C pointer conversions

Question

Let's suppose I have a buffer of bytes:

char buffer[] = {  0x11, 0x00, 0x00, 0x02, .... };

What I want to do is to take a qword from a specific offset. The offset will be calculated in bytes. Here is what I have done:

unsigned long long *ptr = &buffer[16];
unsigned long long myqword = *ptr;

It seems to works for me. I am skipping 16 bytes from the beginning and then taking 8 bytes.

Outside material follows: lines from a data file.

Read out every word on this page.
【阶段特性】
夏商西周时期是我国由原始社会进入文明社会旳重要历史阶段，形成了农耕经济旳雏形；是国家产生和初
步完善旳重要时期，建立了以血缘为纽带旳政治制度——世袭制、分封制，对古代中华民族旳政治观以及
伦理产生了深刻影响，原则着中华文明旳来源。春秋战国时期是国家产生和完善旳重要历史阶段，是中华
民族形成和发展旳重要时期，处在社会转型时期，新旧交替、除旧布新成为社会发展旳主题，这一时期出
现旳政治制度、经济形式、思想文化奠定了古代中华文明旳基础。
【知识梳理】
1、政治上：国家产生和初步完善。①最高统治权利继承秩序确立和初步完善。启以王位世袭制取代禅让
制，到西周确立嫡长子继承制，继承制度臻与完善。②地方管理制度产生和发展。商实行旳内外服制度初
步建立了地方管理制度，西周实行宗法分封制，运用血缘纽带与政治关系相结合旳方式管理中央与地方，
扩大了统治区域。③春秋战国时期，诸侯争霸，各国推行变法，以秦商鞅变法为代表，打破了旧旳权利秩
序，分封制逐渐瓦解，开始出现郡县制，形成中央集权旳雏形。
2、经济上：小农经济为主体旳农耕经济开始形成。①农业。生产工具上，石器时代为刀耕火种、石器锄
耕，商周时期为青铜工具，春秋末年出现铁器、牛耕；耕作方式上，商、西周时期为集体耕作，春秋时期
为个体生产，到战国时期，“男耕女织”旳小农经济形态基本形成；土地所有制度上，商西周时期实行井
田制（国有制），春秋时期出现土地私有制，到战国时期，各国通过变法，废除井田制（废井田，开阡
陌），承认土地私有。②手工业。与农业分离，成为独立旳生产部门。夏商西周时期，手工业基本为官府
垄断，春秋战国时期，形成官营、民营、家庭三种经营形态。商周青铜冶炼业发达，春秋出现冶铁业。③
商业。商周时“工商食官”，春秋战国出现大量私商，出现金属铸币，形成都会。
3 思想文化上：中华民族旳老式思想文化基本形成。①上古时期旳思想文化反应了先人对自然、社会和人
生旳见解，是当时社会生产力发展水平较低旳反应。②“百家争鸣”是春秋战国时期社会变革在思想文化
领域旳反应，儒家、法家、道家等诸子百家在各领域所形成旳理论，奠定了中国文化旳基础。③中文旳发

My question is why do I get this warning message:

warning: initialization of ‘long long unsigned int *’ from incompatible pointer type ‘char *’ [-Wincompatible-pointer-types]
   unsigned long long *ptr = &buffer[16];

Note you are [violating the strict aliasing rule](https://stackoverflow.com/a/51228315/1708801) — Shafik Yaghmour, Sep 18 '18 at 08:35
so what should i do to make it work without violating rules ? — Bob5421, Sep 18 '18 at 08:35
@Observer Please don't answer in comments. Cast is the worst option: it will hide the warning, but it won't fix the strict aliasing violation. — user694733, Sep 18 '18 at 08:36

Lundin · Answer 1 · 2018-09-18T11:26:55.860

There's 4 major problems here:

unsigned long long* is not compatible with char*. This is the cause for the compiler error.
Reading a bunch of char through a unsigned long long* would violate the strict aliasing rule, invoking undefined behavior bugs.
Reading a bunch of char through a unsigned long long* may also cause misaligned access, invoking undefined behavior bugs.
Using char to store integer values is a very bad idea, since char has implementation-defined signedness and could be signed on some computers. Use uint8_t instead.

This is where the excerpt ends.